Suppose I have a ncurses program which does some job on curses screen, and finally print something to stdout. Call this program c.c, compiled to a.out.
I expect cat $(./a.out) first fire up ncurses, after some action, a.out quits and print c.c to stdout, which is read by cat, and thus print content of file c.c.
#include <stdio.h>
#include <ncurses.h>
int main() {
initscr();
noecho();
cbreak();
printw("hello world");
refresh();
getch();
endwin();
fprintf(stdout, "c.c");
return 0;
}
I also expect ./a.out | xargs vim, ls | ./a.out | xargs less to work.
But when I type ./a.out | xargs vim, hello world never shows up.
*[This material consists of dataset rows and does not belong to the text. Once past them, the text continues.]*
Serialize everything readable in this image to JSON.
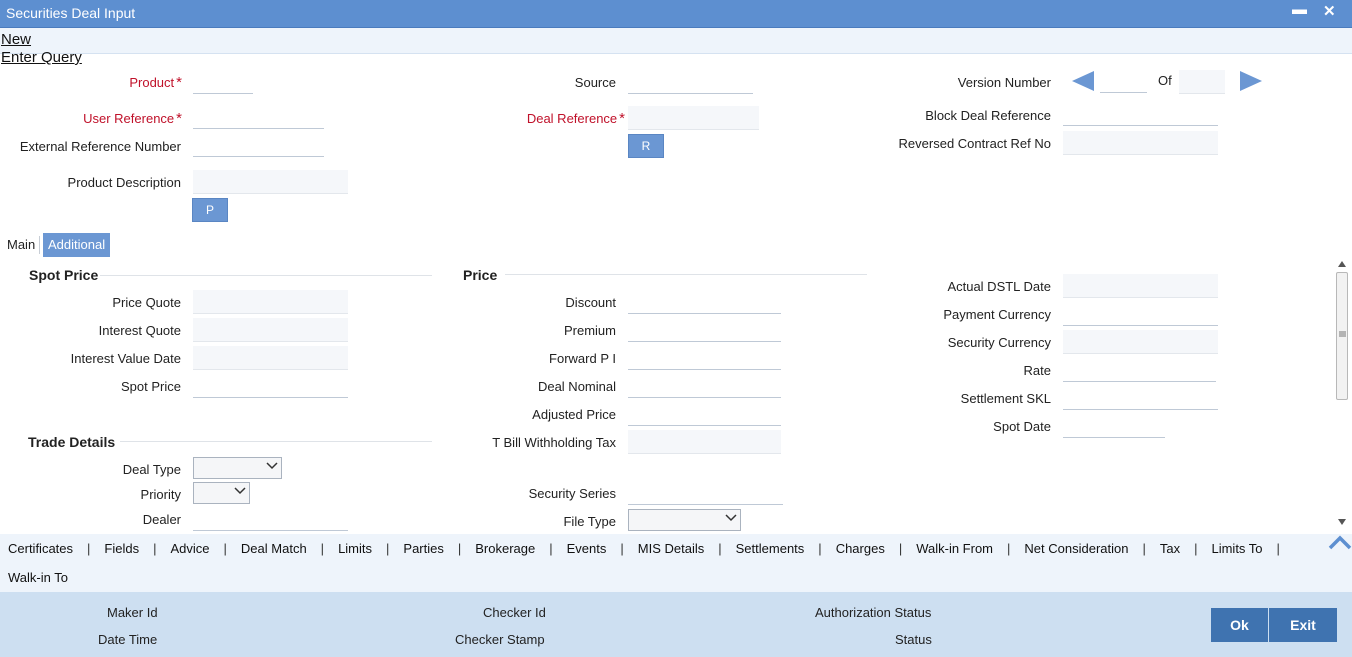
{
  "window": {
    "title": "Securities Deal Input",
    "minimize": "▬",
    "close": "✕"
  },
  "menu": {
    "new": "New",
    "enter_query": "Enter Query"
  },
  "header": {
    "product_label": "Product",
    "product_value": "",
    "user_reference_label": "User Reference",
    "user_reference_value": "",
    "external_reference_label": "External Reference Number",
    "external_reference_value": "",
    "product_description_label": "Product Description",
    "product_description_value": "",
    "p_button": "P",
    "source_label": "Source",
    "source_value": "",
    "deal_reference_label": "Deal Reference",
    "deal_reference_value": "",
    "r_button": "R",
    "version_number_label": "Version Number",
    "version_value": "",
    "of_label": "Of",
    "of_value": "",
    "block_deal_reference_label": "Block Deal Reference",
    "block_deal_reference_value": "",
    "reversed_contract_label": "Reversed Contract Ref No",
    "reversed_contract_value": ""
  },
  "tabs": {
    "main": "Main",
    "additional": "Additional"
  },
  "spot_price": {
    "heading": "Spot Price",
    "price_quote": "Price Quote",
    "interest_quote": "Interest Quote",
    "interest_value_date": "Interest Value Date",
    "spot_price": "Spot Price"
  },
  "price": {
    "heading": "Price",
    "discount": "Discount",
    "premium": "Premium",
    "forward_pi": "Forward P I",
    "deal_nominal": "Deal Nominal",
    "adjusted_price": "Adjusted Price",
    "tbill_tax": "T Bill Withholding Tax",
    "security_series": "Security Series",
    "file_type": "File Type"
  },
  "right_col": {
    "actual_dstl_date": "Actual DSTL Date",
    "payment_currency": "Payment Currency",
    "security_currency": "Security Currency",
    "rate": "Rate",
    "settlement_skl": "Settlement SKL",
    "spot_date": "Spot Date"
  },
  "trade_details": {
    "heading": "Trade Details",
    "deal_type": "Deal Type",
    "priority": "Priority",
    "dealer": "Dealer"
  },
  "footer_links": [
    "Certificates",
    "Fields",
    "Advice",
    "Deal Match",
    "Limits",
    "Parties",
    "Brokerage",
    "Events",
    "MIS Details",
    "Settlements",
    "Charges",
    "Walk-in From",
    "Net Consideration",
    "Tax",
    "Limits To",
    "Walk-in To"
  ],
  "status": {
    "maker_id": "Maker Id",
    "date_time": "Date Time",
    "checker_id": "Checker Id",
    "checker_stamp": "Checker Stamp",
    "authorization_status": "Authorization Status",
    "status": "Status",
    "ok": "Ok",
    "exit": "Exit"
  },
  "colors": {
    "titlebar": "#5d8fd0",
    "button": "#6b97d3",
    "required": "#c0112a",
    "statusbar": "#cddff1",
    "ok_button": "#3f73b0"
  }
}
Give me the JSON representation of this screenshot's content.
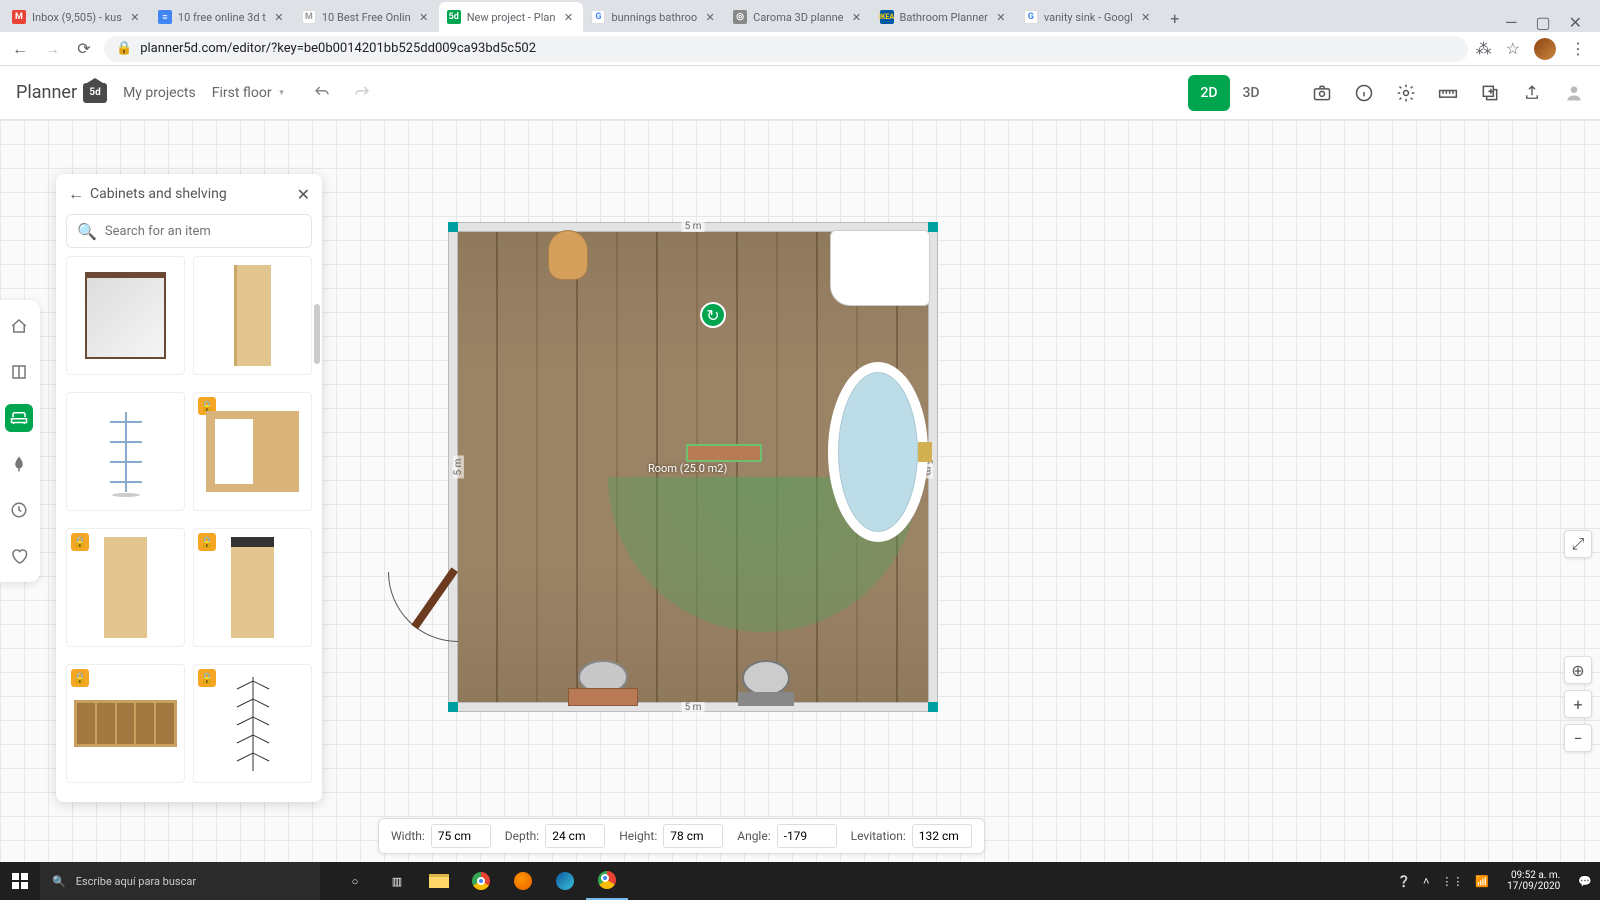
{
  "browser": {
    "tabs": [
      {
        "title": "Inbox (9,505) - kus",
        "fav": "M",
        "favbg": "#ea4335"
      },
      {
        "title": "10 free online 3d t",
        "fav": "≡",
        "favbg": "#4285f4"
      },
      {
        "title": "10 Best Free Onlin",
        "fav": "M",
        "favbg": "#999"
      },
      {
        "title": "New project - Plan",
        "fav": "5d",
        "favbg": "#00a550"
      },
      {
        "title": "bunnings bathroo",
        "fav": "G",
        "favbg": "#fff"
      },
      {
        "title": "Caroma 3D planne",
        "fav": "◎",
        "favbg": "#999"
      },
      {
        "title": "Bathroom Planner",
        "fav": "▬",
        "favbg": "#0058a3"
      },
      {
        "title": "vanity sink - Googl",
        "fav": "G",
        "favbg": "#fff"
      }
    ],
    "active_tab": 3,
    "url": "planner5d.com/editor/?key=be0b0014201bb525dd009ca93bd5c502"
  },
  "app": {
    "brand": "Planner",
    "brand_badge": "5d",
    "my_projects": "My projects",
    "floor": "First floor",
    "view_2d": "2D",
    "view_3d": "3D"
  },
  "panel": {
    "title": "Cabinets and shelving",
    "search_placeholder": "Search for an item"
  },
  "plan": {
    "dim_top": "5 m",
    "dim_bottom": "5 m",
    "dim_left": "5 m",
    "dim_right": "5 m",
    "room_label": "Room (25.0 m2)"
  },
  "props": {
    "width_label": "Width:",
    "width": "75 cm",
    "depth_label": "Depth:",
    "depth": "24 cm",
    "height_label": "Height:",
    "height": "78 cm",
    "angle_label": "Angle:",
    "angle": "-179",
    "lev_label": "Levitation:",
    "lev": "132 cm"
  },
  "taskbar": {
    "search": "Escribe aquí para buscar",
    "time": "09:52 a. m.",
    "date": "17/09/2020"
  }
}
The command seems not executed in order, vim does not open c.c.
What is the correct way to make a ncurses program to work with other linux utils?
Pipes use the standard output (stdout) and standard input (stdin).
The simplest way - rather than using initscr, which initializes the output to use the standard output, use newterm, which allows you to choose the file descriptors, e.g.,
newterm(NULL, stderr, stdin);
rather than
initscr();
which is (almost) the same as
newterm(NULL, stdout, stdin);
By the way, when you include <ncurses.h> (or <curses.h>), there is no need to include <stdio.h>.
If you wanted to use your program in the middle of a pipe, that is more complicated: you would have to drain the standard input and open the actual terminal device. But that's another question (and has already been answered).
Further reading:
initscr, newterm, endwin, isendwin, set_term, delscreen -
curses screen initialization and manipulation routines
ncurses works by writing a bunch of ansi escapes to stdout, which the terminal will interpret. You can run ./a.out > file and then inspect the file to see what you're actually writing. It'll be immediately obvious why programs are confused:
$ cat -vE file
^[(B^[)0^[[?1049h^[[1;24r^[[m^O^[[4l^[[H^[[Jhello world^[[24;1H^[[?1049l^M^[[?1l^[>c.c
The correct way of doing this is to skip all the graphical/textual UI parts when you detect that stdout is not a terminal, i.e. it's consumed by a program instead of a user:
#include <unistd.h>
#include <stdio.h>
#include <ncurses.h>
int main() {
if(isatty(1)) {
// Output is a terminal. Show stuff to the user.
initscr();
noecho();
cbreak();
printw("hello world");
refresh();
getch();
endwin();
} else {
// Output is consumed by a program.
// Skip UI.
}
fprintf(stdout, "c.c");
return 0;
}
This is the canonical Unix behavior.
If you instead want to force your UI to be shown regardless, you can draw your UI on stderr.